Чушь собачья, хотел сказать Тайга. Коли стволы ушли из гарнизона по эту сторону реки, то и десятой части назад не собрать. Двадцать «калашей» с подствольниками, ящик патронов, четыре пулемета ПКМС, одно «Пламя».[1] И много, и мало. Много, чтобы наделать шуму. Мало, чтобы остался серьезный след. Все давно попрятано по схронам, развезено по селам и городкам Алтынщины, рассовано по чердакам и огородам. Как камень в воду.

— Положительно смотрю, Виктор Маркович, — сказал Тайга. — Хотелось бы, чтобы Рожнов…

— О Рожнове позаботятся другие специалисты, — жестко прервал его Кривцов. — А нам с вами и здесь хватит материала, чтобы поискать концы.

На мгновение они замерли, схлестнувшись взглядами, следователь и боевой майор, командир отдельной мотострелковой роты российского контингента миротворческих сил на территории Тополинской Федерации. Давление чужой воли, непонятной и от этого пугающей, накатывало волнами, и Роман первым отвел глаза.

Среда

— И посмотрите только, что за чудный манифест подсунули под дверь всем моим соседям! Причем в третий раз на этой неделе, да найдет себе неведомый почтальон более достойное занятие!

С такими словами на пороге кафара появился сухопарый старичок. Его прозрачно-голубые глаза смотрели как будто на всех одновременно, преломленные чудовищными линзами в массивной роговой оправе. Он держал в руке смятую стопку газетных листов с крупными плохо пропечатанными буквами — так, будто собирался прихлопнуть муху.

К вечеру в кафаре всегда становилось людно, и многие посетители поприветствовали старика — кто просто поднял руку, а кто окликнул:

— Иди к нам, часовщик, с утра для тебя лавку греем!
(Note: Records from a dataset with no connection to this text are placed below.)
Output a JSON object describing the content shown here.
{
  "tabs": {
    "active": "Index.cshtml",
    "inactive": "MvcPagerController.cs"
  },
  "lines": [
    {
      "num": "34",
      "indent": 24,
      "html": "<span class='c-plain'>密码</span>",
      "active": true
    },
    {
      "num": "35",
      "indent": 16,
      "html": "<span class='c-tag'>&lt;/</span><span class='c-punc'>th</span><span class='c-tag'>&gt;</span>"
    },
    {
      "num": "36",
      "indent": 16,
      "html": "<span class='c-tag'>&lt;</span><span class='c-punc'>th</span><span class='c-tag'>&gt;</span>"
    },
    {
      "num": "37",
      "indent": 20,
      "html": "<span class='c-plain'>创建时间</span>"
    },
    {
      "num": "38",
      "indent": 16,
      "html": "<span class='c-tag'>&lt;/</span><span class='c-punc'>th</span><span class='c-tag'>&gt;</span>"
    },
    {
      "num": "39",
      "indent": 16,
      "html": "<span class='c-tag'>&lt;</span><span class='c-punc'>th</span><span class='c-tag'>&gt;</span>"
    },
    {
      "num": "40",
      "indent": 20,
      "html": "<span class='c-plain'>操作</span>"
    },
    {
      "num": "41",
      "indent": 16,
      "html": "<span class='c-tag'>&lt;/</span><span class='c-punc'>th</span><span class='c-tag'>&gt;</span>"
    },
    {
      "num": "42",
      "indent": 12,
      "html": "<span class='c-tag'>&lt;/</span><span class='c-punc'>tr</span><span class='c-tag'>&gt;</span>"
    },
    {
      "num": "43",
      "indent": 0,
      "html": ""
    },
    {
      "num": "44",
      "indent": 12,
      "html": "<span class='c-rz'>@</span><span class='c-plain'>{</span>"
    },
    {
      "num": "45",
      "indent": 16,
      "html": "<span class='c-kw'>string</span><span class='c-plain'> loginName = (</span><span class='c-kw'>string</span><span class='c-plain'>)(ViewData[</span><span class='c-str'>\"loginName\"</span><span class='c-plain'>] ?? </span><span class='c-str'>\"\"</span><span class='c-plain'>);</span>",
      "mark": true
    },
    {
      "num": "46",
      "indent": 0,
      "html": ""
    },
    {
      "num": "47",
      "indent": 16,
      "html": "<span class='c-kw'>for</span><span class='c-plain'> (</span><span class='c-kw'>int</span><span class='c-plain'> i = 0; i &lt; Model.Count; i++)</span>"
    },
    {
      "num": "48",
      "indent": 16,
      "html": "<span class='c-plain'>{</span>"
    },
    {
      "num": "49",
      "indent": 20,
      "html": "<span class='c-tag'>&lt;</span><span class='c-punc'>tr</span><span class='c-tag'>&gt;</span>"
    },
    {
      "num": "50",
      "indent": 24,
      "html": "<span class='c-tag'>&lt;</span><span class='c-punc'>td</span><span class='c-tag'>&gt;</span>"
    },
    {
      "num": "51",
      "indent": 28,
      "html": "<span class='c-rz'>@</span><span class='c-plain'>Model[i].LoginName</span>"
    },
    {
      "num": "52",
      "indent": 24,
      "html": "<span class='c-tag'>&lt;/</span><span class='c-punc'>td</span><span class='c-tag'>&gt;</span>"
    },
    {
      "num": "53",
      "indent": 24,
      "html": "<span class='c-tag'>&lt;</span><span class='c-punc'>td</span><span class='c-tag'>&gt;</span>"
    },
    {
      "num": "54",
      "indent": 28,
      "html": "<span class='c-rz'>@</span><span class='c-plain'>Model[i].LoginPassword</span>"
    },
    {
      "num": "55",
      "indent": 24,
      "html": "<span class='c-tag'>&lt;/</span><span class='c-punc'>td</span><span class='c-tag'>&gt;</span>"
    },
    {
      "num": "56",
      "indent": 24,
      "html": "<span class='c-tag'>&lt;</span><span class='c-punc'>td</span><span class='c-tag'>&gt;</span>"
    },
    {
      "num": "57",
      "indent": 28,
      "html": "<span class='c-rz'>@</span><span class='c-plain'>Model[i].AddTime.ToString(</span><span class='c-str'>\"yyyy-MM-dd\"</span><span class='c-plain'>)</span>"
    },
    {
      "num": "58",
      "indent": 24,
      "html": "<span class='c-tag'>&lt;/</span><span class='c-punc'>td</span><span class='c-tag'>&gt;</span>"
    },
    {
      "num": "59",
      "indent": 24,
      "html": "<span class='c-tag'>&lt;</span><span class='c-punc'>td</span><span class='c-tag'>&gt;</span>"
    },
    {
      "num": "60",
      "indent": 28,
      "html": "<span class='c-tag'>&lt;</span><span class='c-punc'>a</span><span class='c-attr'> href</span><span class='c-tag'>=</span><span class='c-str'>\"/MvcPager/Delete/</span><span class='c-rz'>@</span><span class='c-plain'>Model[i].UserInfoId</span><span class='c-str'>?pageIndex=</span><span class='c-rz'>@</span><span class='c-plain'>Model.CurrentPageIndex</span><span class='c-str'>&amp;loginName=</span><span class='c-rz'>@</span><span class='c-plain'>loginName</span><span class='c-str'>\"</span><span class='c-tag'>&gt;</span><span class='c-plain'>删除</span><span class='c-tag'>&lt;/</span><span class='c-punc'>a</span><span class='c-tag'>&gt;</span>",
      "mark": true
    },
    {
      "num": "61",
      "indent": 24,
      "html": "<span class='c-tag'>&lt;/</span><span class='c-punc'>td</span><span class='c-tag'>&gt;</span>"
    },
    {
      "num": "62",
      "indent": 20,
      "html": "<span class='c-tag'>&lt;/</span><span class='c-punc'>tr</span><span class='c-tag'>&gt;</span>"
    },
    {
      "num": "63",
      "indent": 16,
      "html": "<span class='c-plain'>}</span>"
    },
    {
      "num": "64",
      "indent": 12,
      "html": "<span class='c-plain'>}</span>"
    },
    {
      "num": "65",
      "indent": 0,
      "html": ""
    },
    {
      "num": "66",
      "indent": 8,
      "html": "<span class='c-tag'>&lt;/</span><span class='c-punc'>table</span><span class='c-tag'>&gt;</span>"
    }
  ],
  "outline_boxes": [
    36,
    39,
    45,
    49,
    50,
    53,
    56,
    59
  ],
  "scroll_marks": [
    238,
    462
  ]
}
— Эзра, а мы думали, ты нас на европейское время переводишь!

— Хочешь медынцу, Эзра? Нашему столику Палиш не разбавляет!

Старик, беззубо улыбаясь, кивая всем и каждому, прошел в дальний угол, ближе к очагу. Осторожно опустился на лавку. За столом уже обедали сапожник Халим, начальник пожарной охраны Салан и «русский поп» отце Миклаш — бывший легионер, бывший рестлер, бывший рэкетир, а последние годы, исключительно по велению сердца, — самозваный настоятель плешинского прихода.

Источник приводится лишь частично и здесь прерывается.